I have a garden in the kitchen. We grow herbs, spices and vegetables to complement our food. We use a lot of fresh herbs like thyme, Cuban oregano, Chinese parsley and dill. We use ginger, garlic and green onions; these all have antioxidant powers. We infuse these fresh ingredients into our food for flavor, but also for good health.

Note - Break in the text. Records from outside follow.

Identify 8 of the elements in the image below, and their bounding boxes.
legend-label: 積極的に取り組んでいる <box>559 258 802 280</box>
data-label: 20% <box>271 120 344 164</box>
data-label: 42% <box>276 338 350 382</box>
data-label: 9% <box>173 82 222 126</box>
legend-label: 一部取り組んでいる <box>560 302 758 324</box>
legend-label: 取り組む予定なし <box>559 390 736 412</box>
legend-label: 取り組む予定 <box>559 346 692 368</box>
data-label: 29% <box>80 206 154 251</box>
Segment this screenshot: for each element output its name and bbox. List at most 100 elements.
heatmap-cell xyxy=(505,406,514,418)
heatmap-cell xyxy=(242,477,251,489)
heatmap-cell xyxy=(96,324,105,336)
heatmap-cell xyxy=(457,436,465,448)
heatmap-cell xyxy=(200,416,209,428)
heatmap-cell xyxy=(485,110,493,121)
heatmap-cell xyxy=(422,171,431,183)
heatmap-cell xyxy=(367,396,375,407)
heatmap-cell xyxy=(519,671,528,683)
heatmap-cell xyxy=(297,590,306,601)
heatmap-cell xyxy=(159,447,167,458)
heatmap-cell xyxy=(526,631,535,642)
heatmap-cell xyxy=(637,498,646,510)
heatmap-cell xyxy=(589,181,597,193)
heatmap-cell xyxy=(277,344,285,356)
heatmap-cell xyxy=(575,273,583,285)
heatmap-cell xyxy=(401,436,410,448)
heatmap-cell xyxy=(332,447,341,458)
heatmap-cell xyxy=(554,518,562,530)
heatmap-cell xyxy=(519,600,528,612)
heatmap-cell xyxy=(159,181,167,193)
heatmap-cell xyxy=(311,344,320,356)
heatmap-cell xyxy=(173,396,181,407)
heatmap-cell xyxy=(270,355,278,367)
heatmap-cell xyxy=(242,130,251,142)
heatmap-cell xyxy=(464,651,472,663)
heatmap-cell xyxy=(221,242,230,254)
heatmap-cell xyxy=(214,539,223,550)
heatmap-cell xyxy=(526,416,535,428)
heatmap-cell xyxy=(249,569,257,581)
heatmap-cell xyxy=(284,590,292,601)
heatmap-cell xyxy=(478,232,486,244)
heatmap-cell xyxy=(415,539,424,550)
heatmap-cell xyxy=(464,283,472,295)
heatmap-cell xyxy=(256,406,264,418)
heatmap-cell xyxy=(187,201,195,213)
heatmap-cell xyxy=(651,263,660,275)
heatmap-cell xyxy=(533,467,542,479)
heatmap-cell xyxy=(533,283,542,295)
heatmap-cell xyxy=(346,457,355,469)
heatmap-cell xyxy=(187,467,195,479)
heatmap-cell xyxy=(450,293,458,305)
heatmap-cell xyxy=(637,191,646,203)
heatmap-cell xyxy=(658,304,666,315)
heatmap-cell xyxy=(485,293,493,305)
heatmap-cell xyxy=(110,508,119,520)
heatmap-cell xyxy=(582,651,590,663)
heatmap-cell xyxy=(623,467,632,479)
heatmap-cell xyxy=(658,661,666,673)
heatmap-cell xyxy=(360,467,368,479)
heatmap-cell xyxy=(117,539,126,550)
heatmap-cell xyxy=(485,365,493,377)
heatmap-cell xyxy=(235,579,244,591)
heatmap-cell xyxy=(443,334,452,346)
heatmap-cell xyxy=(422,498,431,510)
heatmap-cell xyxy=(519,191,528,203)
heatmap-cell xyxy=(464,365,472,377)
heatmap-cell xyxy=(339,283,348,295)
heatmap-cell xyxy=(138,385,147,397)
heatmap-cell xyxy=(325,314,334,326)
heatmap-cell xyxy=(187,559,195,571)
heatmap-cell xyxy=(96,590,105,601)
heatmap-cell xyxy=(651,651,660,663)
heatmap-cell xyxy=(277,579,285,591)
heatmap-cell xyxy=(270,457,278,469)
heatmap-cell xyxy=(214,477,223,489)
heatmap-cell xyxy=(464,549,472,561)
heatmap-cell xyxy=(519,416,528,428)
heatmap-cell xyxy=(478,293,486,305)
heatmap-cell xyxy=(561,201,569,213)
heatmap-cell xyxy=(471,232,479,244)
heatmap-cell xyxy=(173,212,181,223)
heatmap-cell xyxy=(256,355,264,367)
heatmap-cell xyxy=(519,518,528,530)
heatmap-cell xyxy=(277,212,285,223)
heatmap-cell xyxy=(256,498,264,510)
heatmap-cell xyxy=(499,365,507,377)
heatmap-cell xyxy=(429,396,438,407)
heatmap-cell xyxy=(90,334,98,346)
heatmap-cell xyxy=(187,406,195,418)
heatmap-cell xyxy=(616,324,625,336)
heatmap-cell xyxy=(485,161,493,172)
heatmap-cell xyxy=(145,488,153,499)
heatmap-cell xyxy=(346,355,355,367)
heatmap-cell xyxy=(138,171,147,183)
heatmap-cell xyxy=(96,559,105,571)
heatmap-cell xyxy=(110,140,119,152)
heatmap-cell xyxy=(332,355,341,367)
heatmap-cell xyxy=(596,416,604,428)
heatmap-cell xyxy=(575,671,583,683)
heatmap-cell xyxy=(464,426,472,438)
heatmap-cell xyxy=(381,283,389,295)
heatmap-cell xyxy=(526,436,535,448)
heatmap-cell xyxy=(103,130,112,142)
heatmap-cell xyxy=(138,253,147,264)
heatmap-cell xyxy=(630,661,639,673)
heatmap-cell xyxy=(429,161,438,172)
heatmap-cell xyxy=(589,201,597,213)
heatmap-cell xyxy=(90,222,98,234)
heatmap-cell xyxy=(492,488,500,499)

I make a Hawaiian ti leaf sandwich with mahi mahi by cooking garlic in oil, then put the mahi mahi over a ti leaf, add caramelized onions, then cover the mahi mahi with another ti leaf. We sear it on both sides, then bake it off with a little coconut milk.
Polynesian cooking is a combination of island and mainland foods. We have a ginger poached striped marlin that has very little oil and is very healthy. Using coconut milk is an island tradition.
Another healthy and popular dish is mahi mahi with maurine sauce; it's light, not creamy. First I brown the garlic, then add the fish with lemon juice, Worcestershire sauce, salt and pepper. It's not overpowering, so it retains the flavor of the fish.
We also make a lemon pepper macadamia nut encrusted mahi mahi. That's island cooking, using macadamia nuts, ti leaf and coconut milk.
Also very popular here is a dish called poke. It's yellowfin or ahi tuna that's marinated, not cooked. The marinade has aloha purple soy sauce, sesame oil and a little mirin, which is a Japanese wine. Then we add local spices from my garden like Chinese parsley, fresh ginger and pressed dill, salt and pepper. Then we add sea asparagus, which is a weed that grows in water. It can be used as a garnish, but you can also marinate it and eat it. We let it all marinate for about two hours, then just pour it on a plate. It's simple, local, traditional, healthy, delicious and beautiful-only in Hawaii.
I always enjoy cooking; it's an adventure every day. When I see all the snow you guys are shoveling, I say, ‘Good for you! Come to Oahu, the north shore; we eat well here.'"
(Editor's note: For the uninitiated, the ti plant (cordyline fruticosa or ki in Hawaiian) is a mainstay of Hawaiian life and cooking. In Hawaiian culture, the ti plant is believed to have powers as a protection against psychic evil. It was often used as a ceremonial symbol of "The Law" standing firm in the face of evil. Leaves would be rubbed or slapped against people or homes to purify them. It grows wild on the islands and is planted in many residents' yards, as well.